Packing the car when you have kids is a geology and jigsaw puzzling lesson

Is there any easy way to pack for a trip of more than a night or two with a kid, or even better, two kids? In my experience(s), the answer is a resounding NO! Whether it be just one child, as it was for three years, or two, as it’s been for two months, it’s like a jigsaw puzzle trying to get the car ready to roll.

Our car is a compact SUV with ample room for storage in the back and behind the driver and passenger seats. Honestly, there is practically no place in the car I won’t try to store or stash something for the road trip ahead. There are layers upon layers of items in the way back but there is an art, at least for me.

If you’re familiar with geology and metamorphic rocks, chances are you’re a good car packer. Why metamorphic? Simple, these rocks are constantly transformed by temperature and pressure from layers above it/them. Basically, everything on the bottom had better be stable otherwise your rectangular duffel bag (or mine in this case) will wind up looking like a rectangular pancake after a few hours on the road. Everything you pack is basically a metamorphic rock.

Here’s my artistic interpretation of how to pack a car:

pack a car

The bottom layer, or inner core for you geology junkies, ranges from a Pack ‘n Play to the bag of clothes I packed for myself (which usually gets flattened) to Nolan’s little cot to a box of diapers if we had to stop to get some, as we did on our most recent excursion. Most of the time, the majority of this layer will remain intact. Except for my bag, but who really cares, it’s got two pairs of shorts, a few pairs (maybe) of underwear, socks, t-shirts, maybe a pair of jeans, toothpaste (not necessarily a toothbrush), deodorant, a pair of sneakers, and maybe a polo and/or pair of jeans.

The second layer — the outer core — contains such items as the kids’ bags packed with all their tiny human clothes and a folded up stroller. This layer remains (most of the time) one of the few constants in packing a car.

On top of that we have the third layer, the mantle, and this is where you ideally want to put the things you may need should one (or both) kids start screaming and/or you need to stop at a rest area. Maybe a lunchbox for the kids. Oh, and the Wifester’s stuff, so it maintains it’s shape (not her request, rather my decision). Oh, and the breast pump + bag combo, we CANNOT forget that liquid gold-producing contraption. The beach bag also goes here but can be used in the lower crust since it’s towels that will easily change into the shape of anything you place on top not to mention adding a nice soft layer for fragile items.

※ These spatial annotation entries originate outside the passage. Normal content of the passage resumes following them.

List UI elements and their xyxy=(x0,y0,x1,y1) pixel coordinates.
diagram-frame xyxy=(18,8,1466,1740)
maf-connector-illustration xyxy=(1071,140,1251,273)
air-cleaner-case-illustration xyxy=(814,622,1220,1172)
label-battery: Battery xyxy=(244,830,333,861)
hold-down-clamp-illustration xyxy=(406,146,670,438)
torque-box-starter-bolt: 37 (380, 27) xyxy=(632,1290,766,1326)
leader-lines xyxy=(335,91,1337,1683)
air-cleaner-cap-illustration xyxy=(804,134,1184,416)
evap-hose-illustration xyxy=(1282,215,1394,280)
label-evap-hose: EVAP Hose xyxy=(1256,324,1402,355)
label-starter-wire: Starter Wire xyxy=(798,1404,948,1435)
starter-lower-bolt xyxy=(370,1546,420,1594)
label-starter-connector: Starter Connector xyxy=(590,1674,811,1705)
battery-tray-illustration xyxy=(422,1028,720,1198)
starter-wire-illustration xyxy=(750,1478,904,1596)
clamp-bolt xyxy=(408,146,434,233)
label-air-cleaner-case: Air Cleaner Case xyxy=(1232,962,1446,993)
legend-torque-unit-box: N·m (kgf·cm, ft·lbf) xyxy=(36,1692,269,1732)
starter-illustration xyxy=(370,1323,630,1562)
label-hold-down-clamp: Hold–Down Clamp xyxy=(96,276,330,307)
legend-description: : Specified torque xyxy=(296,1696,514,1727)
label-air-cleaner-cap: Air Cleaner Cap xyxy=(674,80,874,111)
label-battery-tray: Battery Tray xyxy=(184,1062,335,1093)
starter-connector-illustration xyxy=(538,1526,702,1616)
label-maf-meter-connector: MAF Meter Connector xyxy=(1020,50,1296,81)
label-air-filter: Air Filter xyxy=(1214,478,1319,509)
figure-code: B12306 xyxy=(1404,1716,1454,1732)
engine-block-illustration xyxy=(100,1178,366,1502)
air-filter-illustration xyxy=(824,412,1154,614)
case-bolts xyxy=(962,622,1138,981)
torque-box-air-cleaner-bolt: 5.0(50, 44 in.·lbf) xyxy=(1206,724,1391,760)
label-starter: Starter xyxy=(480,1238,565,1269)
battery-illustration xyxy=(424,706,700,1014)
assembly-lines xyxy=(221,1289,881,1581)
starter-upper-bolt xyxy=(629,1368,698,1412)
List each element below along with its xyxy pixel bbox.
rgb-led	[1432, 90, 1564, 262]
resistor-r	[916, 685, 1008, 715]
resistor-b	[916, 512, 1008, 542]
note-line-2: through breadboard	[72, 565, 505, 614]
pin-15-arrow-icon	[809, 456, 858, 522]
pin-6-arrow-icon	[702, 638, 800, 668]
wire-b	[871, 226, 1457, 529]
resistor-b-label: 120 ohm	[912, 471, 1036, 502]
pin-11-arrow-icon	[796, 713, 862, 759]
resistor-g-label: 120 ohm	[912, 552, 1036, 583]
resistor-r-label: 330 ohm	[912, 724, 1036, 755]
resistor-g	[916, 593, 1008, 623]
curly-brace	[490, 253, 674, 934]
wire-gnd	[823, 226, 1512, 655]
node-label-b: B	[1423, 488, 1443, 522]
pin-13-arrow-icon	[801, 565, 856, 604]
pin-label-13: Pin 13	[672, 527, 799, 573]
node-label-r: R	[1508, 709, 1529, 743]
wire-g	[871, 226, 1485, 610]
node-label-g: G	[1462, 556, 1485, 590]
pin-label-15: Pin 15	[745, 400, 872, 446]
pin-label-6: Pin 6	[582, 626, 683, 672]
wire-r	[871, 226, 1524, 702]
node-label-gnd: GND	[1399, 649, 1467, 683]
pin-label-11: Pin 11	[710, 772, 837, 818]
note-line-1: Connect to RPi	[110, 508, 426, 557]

Once you’ve loaded the car with the “necessities,” it’s time to throw in the (mostly) random crap you forgot to pack and are scrambling to get together since you’ve already strapped the kids in the car and convinced your wife that everything is packed and you did not forget anything. This is what’s known as the crust — or the “oh crap” — layer. Stray diapers, wipes, the kids beach pail, a pair of flip-flops for the beach, a backpack with things you might “need” but will never even take out of the car, water bottles, and snacks.

Anything you can’t fit in the trunk-area, just throw it behind your seat. Also, make sure a baggy of snacks is readily available up front, a stash that will be for bribery or for us to secretly snack on while the kid(s) stare out the window, cry, sing to themselves, and/or ask you 1,273 questions.

Oh, and if you’re going somewhere formal, the garment bag goes all the way on top, above even the crust, in the perfect spot to block your view out the rear view mirror. I’ll refer to it as the block layer.

Drive safe.

2 thoughts on “Packing the car when you have kids is a geology and jigsaw puzzling lesson

  1. Love this! We’re heading down to the Outer Banks in two weeks, so we’ll put this to the test then. …liquid gold producing contraption. Best description ever!